Michael Gove is facing calls to pull out of the Conservative leadership race after torpedoing the hopes of his former fellow Leave campaigner Boris Johnson of taking the Tory crown.
The Justice Secretary faced furious accusations of treachery from Mr Johnson’s allies after his devastating assessment that the former London mayor was incapable of providing the leadership the country needed.
Rival leadership contender Liam Fox said the feuding between the two men was a “distraction” and that the country needed “Brexit for grown ups” in the wake of last week’s referendum vote to leave the EU.
Veteran former chancellor Ken Clarke said the race to succeed David Cameron at No 10 was in danger of being reduced to the level of a farce and he urged Mr Gove to withdraw from the contest.
With a potential financial crisis looming, he said that it was essential for the country to restore stable leadership as quickly as possible.
“I do think Michael Gove would do us all a favour if he were to stand down now and speed up the process,” he told the BBC Radio 4 Today programme.
“One of the first priorities for a leader of a party and certainly for a prime minister is that you should have the trust so far as possible of your colleagues.
“It is not encouraging that he stood alongside Boris throughout the campaign as his right hand man. He was publicly declared to be his manager.
“We don’t want to add to tragedy too much of an air of farce and for him to emerge now as a prime minister saying ‘I’m now going to reunite the party, I now have a clear vision of what I am going to do’ is I think unlikely.
“I just think that this kind of public performance is more suitable to the election of a student union than it is to be prime minister of this country at a time of pretty grave potential crisis.”
Dr Fox, the former defence secretary who campaigned for Leave, said that Mr Gove and Mr Johnson appeared to be preoccupied with the student politics of their Oxford University days.
“We are now 10 weeks away from having a new prime minister, we’re in the process of electing a prime minister who will actually take us out of the European Union, and yet we seem to be permanently distracted by what can only be described as the politics of the Oxford Union in recent days,” he told the Today programme.
“I think it was a distraction, we need Brexit for grown-ups and we need to be talking about the big issues.”
The onslaught came as Mr Gove prepared to formally launch his leadership bid with a speech at Westminster setting out his plans for the premiership.
One of his leading supporters, Justice Minister Dominic Raab, hit back at Mr Clarke, a long-time Remain supporter, of trying “to knock out the strongest Brexit candidate” in the leadership race.
“I do think we need to allow the dust to settle and focus on who has got both the vision and the capability to deliver for this country going forward,” he told the Today programme.
“There’s a lot of raw nerves around, but I can see through the mist that we’ve got a critical choice ahead and I think Michael Gove is the change candidate with the vision, but also the track record, to deliver both on Brexit and the aspirational society we need.”

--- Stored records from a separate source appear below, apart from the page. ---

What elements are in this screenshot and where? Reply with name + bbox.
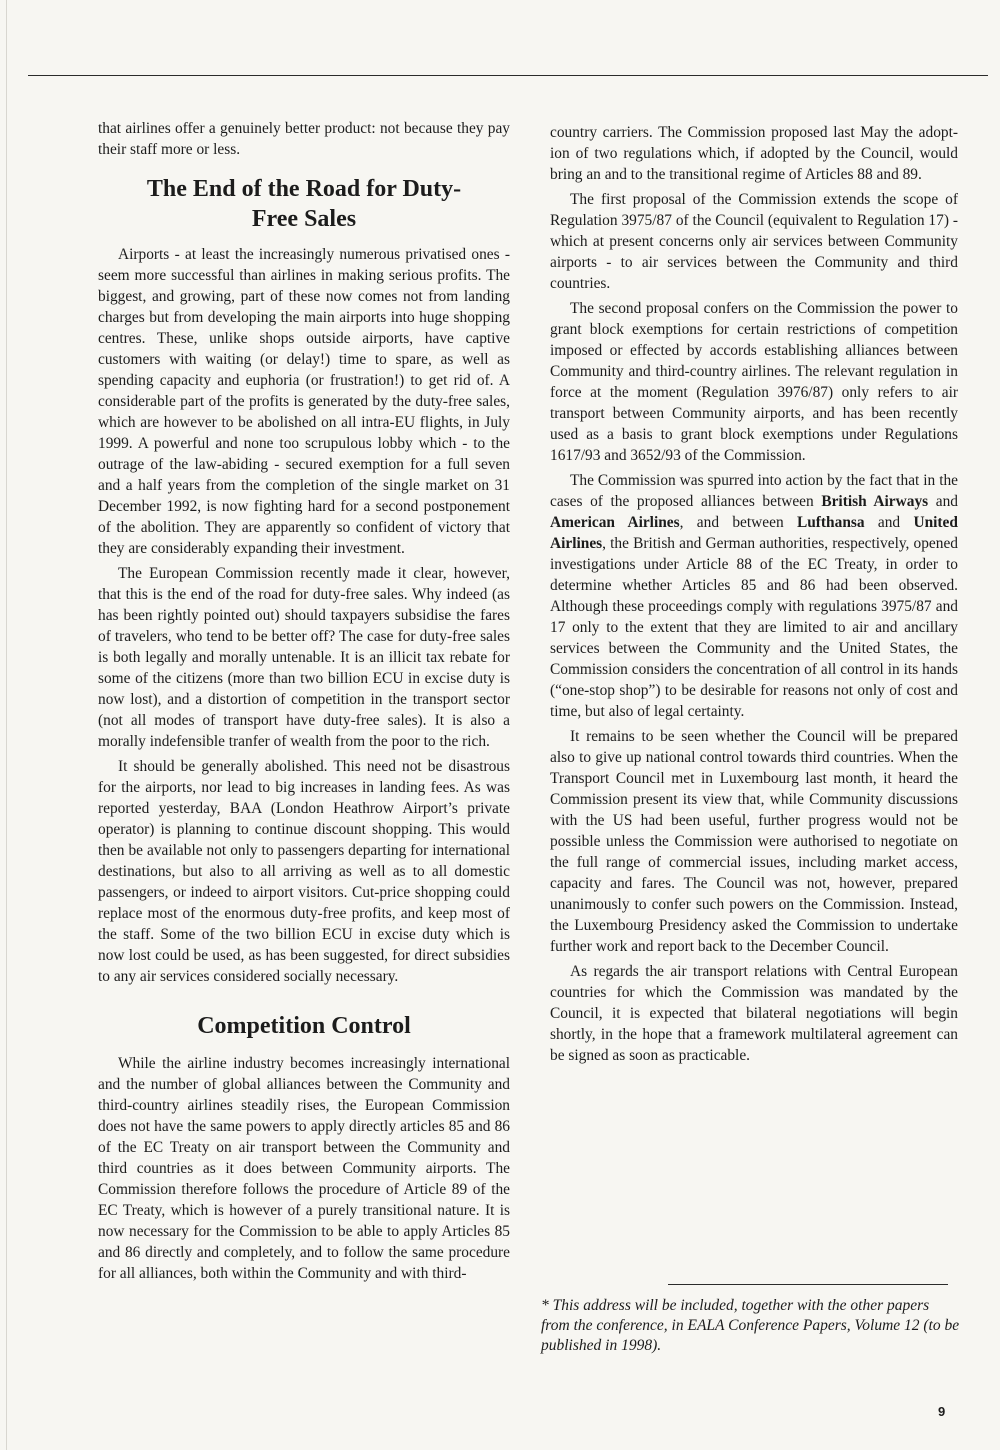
page-edge (6, 0, 7, 1450)
right-paragraph-1: country carriers. The Commission proposed last May the adopt-ion of two regulations which, if adopted by the Council, would bring an and to the transitional regime of Articles 88 and 89. (550, 124, 958, 183)
p4-text-b: and (935, 493, 958, 510)
right-paragraph-5: It remains to be seen whether the Council will be prepared also to give up national control towards third countries. When the Transport Council met in Luxembourg last month, it heard the Commission present its view that, while Community discussions with the US had been useful, further progress would not be possible unless the Commission were authorised to negotiate on the full range of commercial issues, including market access, capacity and fares. The Council was not, however, prepared unanimously to confer such powers on the Commission. Instead, the Luxembourg Presidency asked the Commission to undertake further work and report back to the December Council. (550, 728, 958, 955)
heading-duty-free: The End of the Road for Duty-Free Sales (146, 176, 462, 232)
header-rule (28, 75, 988, 76)
footnote-rule (668, 1284, 948, 1285)
duty-free-paragraph-3: It should be generally abolished. This need not be disastrous for the airports, nor lead to big increases in landing fees. As was reported yesterday, BAA (London Heathrow Airport’s private operator) is planning to continue discount shopping. This would then be available not only to passengers departing for international destinations, but also to all arriving as well as to all domestic passengers, or indeed to airport visitors. Cut-price shopping could replace most of the enormous duty-free profits, and keep most of the staff. Some of the two billion ECU in excise duty which is now lost could be used, as has been suggested, for direct subsidies to any air services considered socially necessary. (98, 758, 510, 985)
right-paragraph-3: The second proposal confers on the Commission the power to grant block exemptions for certain restrictions of competition imposed or effected by accords establishing alliances between Community and third-country airlines. The relevant regulation in force at the moment (Regulation 3976/87) only refers to air transport between Community airports, and has been recently used as a basis to grant block exemptions under Regulations 1617/93 and 3652/93 of the Commission. (550, 300, 958, 464)
heading-competition-control: Competition Control (197, 1013, 411, 1039)
right-column (550, 122, 958, 1070)
competition-paragraph-1: While the airline industry becomes increasingly international and the number of global alliances between the Community and third-country airlines steadily rises, the European Commission does not have the same powers to apply directly articles 85 and 86 of the EC Treaty on air transport between the Community and third countries as it does between Community airports. The Commission therefore follows the procedure of Article 89 of the EC Treaty, which is however of a purely transitional nature. It is now necessary for the Commission to be able to apply Articles 85 and 86 directly and completely, and to follow the same procedure for all alliances, both within the Community and with third- (98, 1055, 510, 1282)
british-airways: British Airways (821, 493, 929, 510)
p4-text-a: The Commission was spurred into action by the fact that in the cases of the proposed alliances between (550, 472, 958, 510)
right-paragraph-4 (550, 470, 958, 722)
footnote: * This address will be included, together with the other papers from the conference, in EALA Conference Papers, Volume 12 (to be published in 1998). (541, 1297, 960, 1354)
p4-text-c: , and between (679, 514, 784, 531)
right-paragraph-6: As regards the air transport relations with Central European countries for which the Commission was mandated by the Council, it is expected that bilateral negotiations will begin shortly, in the hope that a framework multilateral agreement can be signed as soon as practicable. (550, 963, 958, 1064)
p4-text-d: and (877, 514, 901, 531)
american-airlines: American Airlines (550, 514, 680, 531)
page-number: 9 (938, 1404, 946, 1419)
united-airlines: United Airlines (550, 514, 958, 552)
duty-free-paragraph-2: The European Commission recently made it clear, however, that this is the end of the road for duty-free sales. Why indeed (as has been rightly pointed out) should taxpayers subsidise the fares of travelers, who tend to be better off? The case for duty-free sales is both legally and morally untenable. It is an illicit tax rebate for some of the citizens (more than two billion ECU in excise duty is now lost), and a distortion of competition in the transport sector (not all modes of transport have duty-free sales). It is also a morally indefensible tranfer of wealth from the poor to the rich. (98, 565, 510, 750)
duty-free-paragraph-1: Airports - at least the increasingly numerous privatised ones - seem more successful than airlines in making serious profits. The biggest, and growing, part of these now comes not from landing charges but from developing the main airports into huge shopping centres. These, unlike shops outside airports, have captive customers with waiting (or delay!) time to spare, as well as spending capacity and euphoria (or frustration!) to get rid of. A considerable part of the profits is generated by the duty-free sales, which are however to be abolished on all intra-EU flights, in July 1999. A powerful and none too scrupulous lobby which - to the outrage of the law-abiding - secured exemption for a full seven and a half years from the completion of the single market on 31 December 1992, is now fighting hard for a second postponement of the abolition. They are apparently so confident of victory that they are considerably expanding their investment. (98, 246, 510, 557)
right-paragraph-2: The first proposal of the Commission extends the scope of Regulation 3975/87 of the Council (equivalent to Regulation 17) - which at present concerns only air services between Community airports - to air services between the Community and third countries. (550, 191, 958, 292)
lufthansa: Lufthansa (796, 514, 865, 531)
intro-paragraph: that airlines offer a genuinely better product: not because they pay their staff more or less. (98, 120, 510, 158)
p4-text-e: , the British and German authorities, respectively, opened investigations under Article 88 of the EC Treaty, in order to determine whether Articles 85 and 86 had been observed. Although these proceedings comply with regulations 3975/87 and 17 only to the extent that they are limited to air and ancillary services between the Community and the United States, the Commission considers the concentration of all control in its hands (“one-stop shop”) to be desirable for reasons not only of cost and time, but also of legal certainty. (550, 535, 958, 720)
left-column (98, 118, 510, 1288)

Mr Johnson’s shock withdrawal from the contest has left Home Secretary Theresa May the clear frontrunner.
She has continued to attract more heavyweight backing with declarations of support from Cabinet colleagues Michael Fallon and Patrick McLoughlin.
The focus now appears to be on the battle for second place, which will decide which of the four other candidates goes forward with her into the final ballot of grassroots party members.
The field of five is completed by Work and Pensions Secretary Stephen Crabb and Energy Minister Andrea Leadsom.
Mrs May is the voters’ favourite to become the next prime minister, according to an Opinium poll which found a quarter of Britons (24%) back the Home Secretary.
But her “reluctant Remainer” position during the referendum may hurt her chances, with 55% believing the next PM needs to be pro-Brexit to get the best deal from the EU, the survey of 2,001 adults showed.